Frank Heckenbach wrote:
A question to the EP experts? Is the following program valid EP, and if so, what should its output be?
program Foo (Output);
type i23 = 2 .. 3 value 2; a = record b: Integer value 1; case c: i23 of 2: (d: Integer value 4); 3: (e: Integer value 5) end value [b: 6; case c: 3 of [e: 7]];
var v: ^a;
begin New (v, 2); WriteLn (v^.b, ' ', v^.c, ' ', v^.d) end.
...
: 6.7.5.3 Dynamic allocation procedures : : It shall be an error if a variant of a variantÂpart within the new variable : is active and a different variant of the variantÂpart is one of the : specified variants. :
IMHO the above means that the program is incorrect. Since the type specifies the initial state, variant corresponding to 3 is active nad you are not allowed to specify different variant to `new'.
Or is this `New' statement invalid? If anything, paragraph 3 might be a reason, but AFAICS it's meant to forbid invalid combinations of selectors in nested variant records, and doesn't apply here.
From 6.4.3.4
: The value of the selector of the variant type shall cause the associated : variant of the variant-part to be designated active.

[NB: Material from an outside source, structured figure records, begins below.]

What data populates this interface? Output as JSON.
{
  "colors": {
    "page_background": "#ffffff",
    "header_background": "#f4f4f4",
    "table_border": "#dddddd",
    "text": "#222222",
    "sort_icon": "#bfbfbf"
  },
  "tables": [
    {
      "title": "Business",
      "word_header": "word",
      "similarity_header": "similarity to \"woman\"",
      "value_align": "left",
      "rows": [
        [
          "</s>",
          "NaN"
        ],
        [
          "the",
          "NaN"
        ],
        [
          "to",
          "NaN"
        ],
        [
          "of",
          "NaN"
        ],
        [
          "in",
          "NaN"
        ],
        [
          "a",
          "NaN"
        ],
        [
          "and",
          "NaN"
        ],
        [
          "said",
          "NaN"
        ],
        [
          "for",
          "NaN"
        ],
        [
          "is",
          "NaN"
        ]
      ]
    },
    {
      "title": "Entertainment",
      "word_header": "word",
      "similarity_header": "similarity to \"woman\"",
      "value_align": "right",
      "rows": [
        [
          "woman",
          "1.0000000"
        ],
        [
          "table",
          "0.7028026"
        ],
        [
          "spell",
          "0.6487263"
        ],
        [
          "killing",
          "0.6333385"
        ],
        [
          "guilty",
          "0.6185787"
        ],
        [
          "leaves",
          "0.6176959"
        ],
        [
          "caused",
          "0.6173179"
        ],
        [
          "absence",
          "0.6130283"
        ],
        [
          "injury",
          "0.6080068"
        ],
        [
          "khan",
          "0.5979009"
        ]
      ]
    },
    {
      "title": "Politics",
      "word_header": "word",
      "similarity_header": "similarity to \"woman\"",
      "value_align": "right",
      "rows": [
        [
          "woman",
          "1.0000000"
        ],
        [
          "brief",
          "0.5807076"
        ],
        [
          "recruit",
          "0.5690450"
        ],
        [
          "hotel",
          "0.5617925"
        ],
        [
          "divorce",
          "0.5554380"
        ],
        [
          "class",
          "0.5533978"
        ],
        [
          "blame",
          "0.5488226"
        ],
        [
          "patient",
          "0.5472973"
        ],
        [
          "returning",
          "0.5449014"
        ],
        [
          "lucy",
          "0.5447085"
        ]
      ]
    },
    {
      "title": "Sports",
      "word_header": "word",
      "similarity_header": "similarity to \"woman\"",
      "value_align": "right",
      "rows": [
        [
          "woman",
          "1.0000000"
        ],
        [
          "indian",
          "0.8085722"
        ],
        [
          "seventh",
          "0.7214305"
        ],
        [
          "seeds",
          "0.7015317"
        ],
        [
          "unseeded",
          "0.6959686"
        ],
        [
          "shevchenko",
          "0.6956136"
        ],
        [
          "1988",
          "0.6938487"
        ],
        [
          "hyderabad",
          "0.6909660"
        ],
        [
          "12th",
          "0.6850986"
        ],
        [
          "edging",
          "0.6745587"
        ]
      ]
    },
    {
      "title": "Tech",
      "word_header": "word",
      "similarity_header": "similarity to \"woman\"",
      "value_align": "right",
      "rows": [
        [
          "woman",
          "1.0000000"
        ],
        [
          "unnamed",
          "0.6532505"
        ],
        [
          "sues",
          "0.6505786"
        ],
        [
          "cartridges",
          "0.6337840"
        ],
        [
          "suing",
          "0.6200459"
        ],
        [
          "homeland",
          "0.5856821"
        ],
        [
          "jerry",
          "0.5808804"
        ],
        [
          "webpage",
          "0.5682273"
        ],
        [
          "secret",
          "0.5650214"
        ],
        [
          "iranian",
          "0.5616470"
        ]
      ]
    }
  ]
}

So once we apply the inital state corresponding variant is designated active and by the paragraph 3 if we specify different variant, we have an error.
The more general question is whether the initial states of the components of a structured type can have any influence when the structured type itself has a `value' specification. (Since I don't see another way how they could.)
AFAICS no -- it seem that `value' specification is required to be complete.